> 
> Please also see if there are testcases that do anything meaningful
> and FAIL after instead of
> 
>   /* Do access-path based disambiguation.  */
>   if (ref1 && ref2
>       && (handled_component_p (ref1) || handled_component_p (ref2)))
> 
> doing
> 
>   /* Do access-path based disambiguation.  */
>   if (ref1 && ref2
>       && (handled_component_p (ref1) && handled_component_p (ref2)))
> 
On tramp3d we get quite few matches which are attached. If ref1 is
MEM_REF and ref2 has non-trivial access path then it seems we need:
 1) ref1 and ref2 to conflict (ref1 is a record or alias set 0)
 2) basetype2 to contain ref1 (so it conflicts too)
 3) if ref1 is a record than the access path may go into a type
    contained as field of ref1 but via path not containing ref1 itself.
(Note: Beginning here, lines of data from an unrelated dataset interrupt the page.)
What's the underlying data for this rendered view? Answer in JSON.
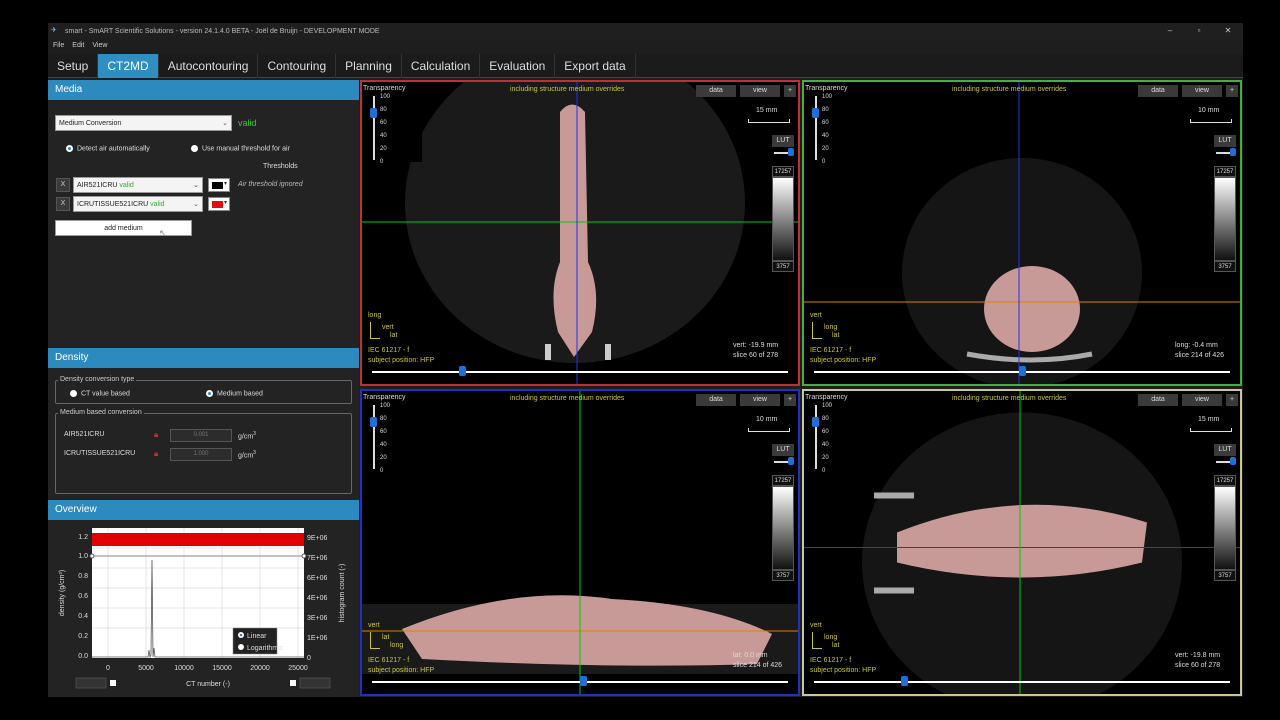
{
  "window": {
    "title": "smart - SmART Scientific Solutions - version 24.1.4.0 BETA - Joël de Bruijn - DEVELOPMENT MODE",
    "controls": [
      "minimize",
      "restore",
      "close"
    ]
  },
  "menu": [
    "File",
    "Edit",
    "View"
  ],
  "tabs": [
    "Setup",
    "CT2MD",
    "Autocontouring",
    "Contouring",
    "Planning",
    "Calculation",
    "Evaluation",
    "Export data"
  ],
  "active_tab": "CT2MD",
  "media": {
    "header": "Media",
    "conversion_select": "Medium Conversion",
    "conversion_status": "valid",
    "radio_auto": "Detect air automatically",
    "radio_manual": "Use manual threshold for air",
    "thresholds_label": "Thresholds",
    "rows": [
      {
        "x": "X",
        "name": "AIR521ICRU",
        "status": "valid",
        "color": "#000000",
        "note": "Air threshold ignored"
      },
      {
        "x": "X",
        "name": "ICRUTISSUE521ICRU",
        "status": "valid",
        "color": "#e01010",
        "note": ""
      }
    ],
    "add_button": "add medium"
  },
  "density": {
    "header": "Density",
    "conversion_type_label": "Density conversion type",
    "opt_ct": "CT value based",
    "opt_medium": "Medium based",
    "medium_label": "Medium based conversion",
    "rows": [
      {
        "name": "AIR521ICRU",
        "value": "0.001",
        "unit": "g/cm",
        "sup": "3"
      },
      {
        "name": "ICRUTISSUE521ICRU",
        "value": "1.000",
        "unit": "g/cm",
        "sup": "3"
      }
    ]
  },
  "overview": {
    "header": "Overview",
    "ylabel": "density  (g/cm³)",
    "y2label": "histogram count (-)",
    "xlabel": "CT number  (-)",
    "yticks": [
      "1.2",
      "1.0",
      "0.8",
      "0.6",
      "0.4",
      "0.2",
      "0.0"
    ],
    "y2ticks": [
      "9E+06",
      "7E+06",
      "6E+06",
      "4E+06",
      "3E+06",
      "1E+06",
      "0"
    ],
    "xticks": [
      "0",
      "5000",
      "10000",
      "15000",
      "20000",
      "25000"
    ],
    "legend_linear": "Linear",
    "legend_log": "Logarithmic",
    "colors": {
      "bar": "#e00000",
      "line": "#dddddd"
    }
  },
  "viewports": [
    {
      "id": "coronal",
      "border": "#c03030",
      "header": "including structure medium overrides",
      "transparency": "Transparency",
      "ticks": [
        "100",
        "80",
        "60",
        "40",
        "20",
        "0"
      ],
      "data": "data",
      "view": "view",
      "plus": "+",
      "scale": "15 mm",
      "lut": "LUT",
      "lut_max": "17257",
      "lut_min": "3757",
      "axis1": "long",
      "axis2": "vert",
      "axis3": "lat",
      "iec": "IEC 61217 - f",
      "position": "subject position: HFP",
      "coord": "vert: -19.9 mm",
      "slice": "slice 60 of 278"
    },
    {
      "id": "axial",
      "border": "#40b040",
      "header": "including structure medium overrides",
      "transparency": "Transparency",
      "ticks": [
        "100",
        "80",
        "60",
        "40",
        "20",
        "0"
      ],
      "data": "data",
      "view": "view",
      "plus": "+",
      "scale": "10 mm",
      "lut": "LUT",
      "lut_max": "17257",
      "lut_min": "3757",
      "axis1": "vert",
      "axis2": "long",
      "axis3": "lat",
      "iec": "IEC 61217 - f",
      "position": "subject position: HFP",
      "coord": "long: -0.4 mm",
      "slice": "slice 214 of 426"
    },
    {
      "id": "sagittal",
      "border": "#2030c0",
      "header": "including structure medium overrides",
      "transparency": "Transparency",
      "ticks": [
        "100",
        "80",
        "60",
        "40",
        "20",
        "0"
      ],
      "data": "data",
      "view": "view",
      "plus": "+",
      "scale": "10 mm",
      "lut": "LUT",
      "lut_max": "17257",
      "lut_min": "3757",
      "axis1": "vert",
      "axis2": "lat",
      "axis3": "long",
      "iec": "IEC 61217 - f",
      "position": "subject position: HFP",
      "coord": "lat: 0.0 mm",
      "slice": "slice 214 of 426"
    },
    {
      "id": "coronal2",
      "border": "#c8c890",
      "header": "including structure medium overrides",
      "transparency": "Transparency",
      "ticks": [
        "100",
        "80",
        "60",
        "40",
        "20",
        "0"
      ],
      "data": "data",
      "view": "view",
      "plus": "+",
      "scale": "15 mm",
      "lut": "LUT",
      "lut_max": "17257",
      "lut_min": "3757",
      "axis1": "vert",
      "axis2": "long",
      "axis3": "lat",
      "iec": "IEC 61217 - f",
      "position": "subject position: HFP",
      "coord": "vert: -19.8 mm",
      "slice": "slice 60 of 278"
    }
  ]
}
I tried to construct testcase:

truct foo {int val;} *fooptr;
struct bar {struct foo foo; int val2;} *barptr;
int test()
{ 
  struct foo foo={0};
  barptr->val2 = 1;
  *fooptr=foo;
  return barptr->val2;
}

but we do not optimize it. I.e. optimized dump has:

test ()
{
  struct bar * barptr.0_1;
  struct foo * fooptr.1_2;
  int _6;

  <bb 2> [local count: 1073741824]:
  barptr.0_1 = barptr;
  barptr.0_1->val2 = 1;
  fooptr.1_2 = fooptr;
  MEM[(struct foo *)fooptr.1_2] = 0;
  _6 = barptr.0_1->val2;
  return _6;
}

I see no reason why we should not constant propagate the return value.